Am Donnerstagmorgen prallten im „Abrigado“, unweit des hauptstädtischen Bahnhofs, zwei Welten frontal aufeinander. Auf der einen Seite, die, die immer da sind: Streetworker, Obdachlose und Drogensüchtige. Auf der anderen Seite schwarze Limousinen mit Fahrern, die nur darauf warteten, endlich weiterfahren zu können. Beide Lager hielten respektvoll Abstand voneinander. Normalerweise müssen alle Besucher der Fixerstube sich durch ein Drehkreuz winden, an einem Streetworker vorbei. Für die Besucher aus den dunklen Limousinen galt das nicht. Sie durften durch die Hintertür eintreten und landeten so mitten im Kontakt-Café. Hier herrscht gewöhnlich kurz vor Mittag großer Andrang. Fast alle Sitzplätze sind dann besetzt. Einige falten Wäsche, doch die meisten hängen einfach nur ab. Die meisten Besucher sind Männer, doch auch eine Handvoll Frauen kauerte gestern im Aufenthaltsraum. „Knapp 20 Prozent der Klienten sind Frauen. Aus diesem Grund wird, in Zusammenarbeit mit der Stadt Luxemburg, im Juni eine Struktur speziell für obdachlose Frauen eröffnet“, erklärte der Direktor des „Comité national de défense sociale“ (CNDS), Raoul Schaaf, der die Delegation durch das Zentrum führte.
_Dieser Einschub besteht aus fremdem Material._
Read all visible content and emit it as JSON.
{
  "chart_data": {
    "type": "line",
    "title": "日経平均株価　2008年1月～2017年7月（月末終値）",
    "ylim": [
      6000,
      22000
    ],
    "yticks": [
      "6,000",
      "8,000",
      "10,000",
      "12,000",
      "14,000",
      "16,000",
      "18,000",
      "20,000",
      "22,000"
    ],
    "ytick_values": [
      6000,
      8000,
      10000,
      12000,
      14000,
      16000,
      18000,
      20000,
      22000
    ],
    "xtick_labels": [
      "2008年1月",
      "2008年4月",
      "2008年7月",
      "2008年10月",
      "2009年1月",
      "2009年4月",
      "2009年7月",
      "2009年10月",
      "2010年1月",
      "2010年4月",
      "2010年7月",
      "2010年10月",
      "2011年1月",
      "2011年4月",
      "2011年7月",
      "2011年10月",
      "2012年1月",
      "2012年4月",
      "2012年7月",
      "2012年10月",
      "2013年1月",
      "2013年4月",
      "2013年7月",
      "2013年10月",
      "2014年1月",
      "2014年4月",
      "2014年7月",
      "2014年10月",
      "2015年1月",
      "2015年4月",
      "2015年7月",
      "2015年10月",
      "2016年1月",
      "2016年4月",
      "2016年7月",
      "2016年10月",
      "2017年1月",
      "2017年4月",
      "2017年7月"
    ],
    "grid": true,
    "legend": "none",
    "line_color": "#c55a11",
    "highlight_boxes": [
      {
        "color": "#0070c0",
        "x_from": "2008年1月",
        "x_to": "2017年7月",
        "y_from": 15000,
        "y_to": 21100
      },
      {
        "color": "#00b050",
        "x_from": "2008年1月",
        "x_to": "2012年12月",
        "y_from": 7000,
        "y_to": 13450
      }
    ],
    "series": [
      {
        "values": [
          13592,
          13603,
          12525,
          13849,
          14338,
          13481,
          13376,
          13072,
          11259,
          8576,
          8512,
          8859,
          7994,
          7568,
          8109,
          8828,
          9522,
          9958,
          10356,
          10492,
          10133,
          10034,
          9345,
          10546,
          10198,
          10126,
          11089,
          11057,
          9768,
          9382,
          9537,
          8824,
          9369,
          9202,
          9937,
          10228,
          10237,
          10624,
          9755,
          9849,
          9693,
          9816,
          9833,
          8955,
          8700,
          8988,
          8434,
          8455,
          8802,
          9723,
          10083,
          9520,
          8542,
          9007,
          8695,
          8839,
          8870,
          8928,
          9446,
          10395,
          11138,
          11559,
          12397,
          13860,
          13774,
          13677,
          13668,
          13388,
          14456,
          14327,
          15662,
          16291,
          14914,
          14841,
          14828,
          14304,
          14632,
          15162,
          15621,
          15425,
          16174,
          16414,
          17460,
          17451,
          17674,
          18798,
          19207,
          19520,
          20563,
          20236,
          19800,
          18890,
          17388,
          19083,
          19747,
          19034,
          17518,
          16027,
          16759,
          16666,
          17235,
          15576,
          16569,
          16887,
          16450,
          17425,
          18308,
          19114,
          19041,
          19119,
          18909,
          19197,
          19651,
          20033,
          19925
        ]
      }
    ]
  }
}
Direkt ans Kontakt-Café angegliedert ist das Büro der Sozialarbeiter, die die Konsumenten bei Bedarf beraten und orientieren. Auch der Drogenkonsumraum ist vom Gemeinschaftsraum aus schnell zu erreichen. Ein Ampelsystem zeigt an, ob es noch freie Plätze gibt oder nicht. Zudem erhalten die Konsumenten eine Nummer. Wenn diese an der Wand aufleuchtet, dann dürfen sie eintreten. In einem Drogenkonsumraum dürfen unter hygienischen Bedingungen illegale Drogen, in den meisten Fällen Heroin und Crack, konsumiert werden. Drogen werden jedoch keine ausgegeben. Acht Plätze sind für den intravenösen Gebrauch vorgesehen. Hinzu kommt ein getrennter Raum für den inhalativen Konsum, in dem sechs Nutzer Platz nehmen können. Die verschiedenen Sitzgelegenheiten sind mit dicken Metallplatten voneinander abgetrennt. „Diese Trennwände haben es uns erlaubt, auch während der Pandemie gut zu funktionieren“, schilderte Schaaf. Die Delegation aus Deutschland schien beeindruckt und nickte anerkennend.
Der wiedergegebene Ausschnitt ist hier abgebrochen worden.